I hadn’t been interested in seeing revivals of hit musicals and flops that 54 Below has been programming for one night, but when this was announced I got my seat. I loved hearing the music that wasn’t recorded on the CD; I loved hearing the original orchestrations, horns and all, blasting out in that little, wonderful club. I loved watching an amazing cast connect with a great show.
Although not in the original, Annie Golden, Jeannie in the film Hair, is finally a recognizable presence due to her performances in Orange Is the New Black; she quite simply is a national treasure. The New York cognoscenti have loved her for years, and she performed the songs from Inner City as is she were in the original cast. Golden has the kind of rare internal spark that demands an audience follow her down whatever road she chooses to take. She alone would have been reason to go to see this show.
As I don’t go to Broadway much anymore, I wasn’t aware of the rest of the cast but Yolanda Wyns and Dionne Carole did the score proud with their soulful renditions of “Deep in the Night,” and “If Wishes Were Horses.” A little lyrical aside: it was fun to hear the lyrics “I dim the lights and I think about you,” from “Deep in the Night.” Where have I heard them before? In any event, they were heard in the City first.
Ray Shell, C.E. Smith and especially Lauren Elder also contributed to the success of the evening, but the show belonged to Nicholls. And of course the marvelous score. Someone should write a musical (rock musical of course) of Falstaff for him. He would be sensational!
Could the show be revived now? Probably not. I’m not sure anyone really wants to hear about the urban horrors of New York in the 70s despite the score. But it sure brought back some great memories.
And speaking of Memories, these memories are lighting the corners of my mind. No, I’m not talking about a Barbra concert. Last night I saw the next best thing, Blake Ewing Salutes Barbra, the Concert.

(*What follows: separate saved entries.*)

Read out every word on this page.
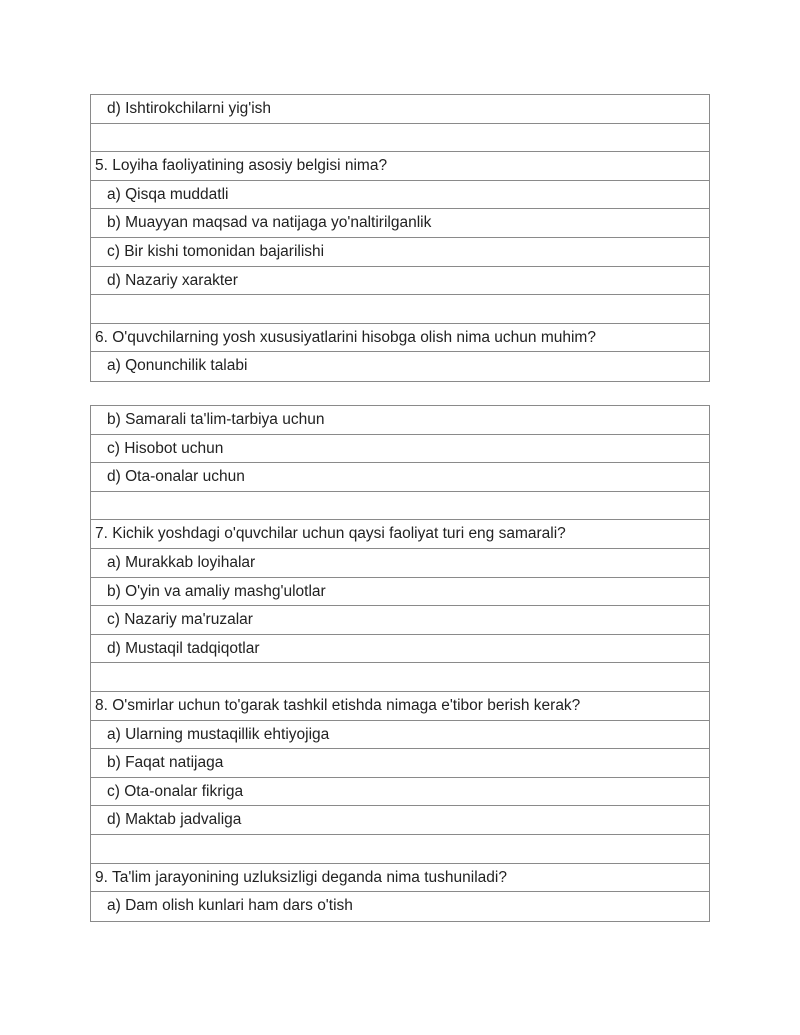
d) Ishtirokchilarni yig'ish
5. Loyiha faoliyatining asosiy belgisi nima?
a) Qisqa muddatli
b) Muayyan maqsad va natijaga yo'naltirilganlik
c) Bir kishi tomonidan bajarilishi
d) Nazariy xarakter
6. O'quvchilarning yosh xususiyatlarini hisobga olish nima uchun muhim?
a) Qonunchilik talabi
b) Samarali ta'lim-tarbiya uchun
c) Hisobot uchun
d) Ota-onalar uchun
7. Kichik yoshdagi o'quvchilar uchun qaysi faoliyat turi eng samarali?
a) Murakkab loyihalar
b) O'yin va amaliy mashg'ulotlar
c) Nazariy ma'ruzalar
d) Mustaqil tadqiqotlar
8. O'smirlar uchun to'garak tashkil etishda nimaga e'tibor berish kerak?
a) Ularning mustaqillik ehtiyojiga
b) Faqat natijaga
c) Ota-onalar fikriga
d) Maktab jadvaliga
9. Ta'lim jarayonining uzluksizligi deganda nima tushuniladi?
a) Dam olish kunlari ham dars o'tish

This was a return engagement at the Laurie Beechman Cabaret where Blake explores his obsession with Barbra and specifically her first concert tour in 27 years. But it’s much more than a fan’s tribute. Similar to Ben Rimalower’s magnificent Patti Issues where Rimalower uses his devotion to La LuPone to explore a funny if painful childhood, Ewing uses Barbra to talk about his career and of course sing some of the best songs ever written, as Barbra had impeccable taste in music.
I first became a fan of Ewing in 1994, when at 9 he not only won “Star Search,” he booked two years on the sitcom “Full House,” starred in the original production of Ragtime in LA, plus starred in the movie The Little Rascals. Not bad for a nine year old. But he was far from the typical kid star because Ewing could sing. And what a voice. When I first heard him I couldn’t believe the control he had, the beautiful tone not to mention flawless pitch. He was a fully formed singer at nine!
Over the years he’s become a producer, director, writer, but for me, he’ll always be this amazing singer; it takes a certain amount of chutzpah, to not only sing Barbra material, but also sing her arrangements!
I was pretty sure Ewing could deliver these seminal arrangements of seminal songs, but honestly, nothing prepared me for depth of his mature voice and the fluidity of his phrasing. Yes, he was “doing” Barbra, but he was also out-doing Barbra. No small feat.
Plus the show was charming, self-effacing, funny, witty, and frankly a perfect evening in a cabaret.
He’ll be back in October and I can’t wait to see it again.
I remember one of the gossip columnists in the Daily News used to close her column with “only in New York, kids,” and seeing Inner City, a flop show from the 70s revived with star-powered panache at a glorious supper club and then going to see Blake Ewing top Barbra is something that, well, only can happen in New York City. Glad I’m here.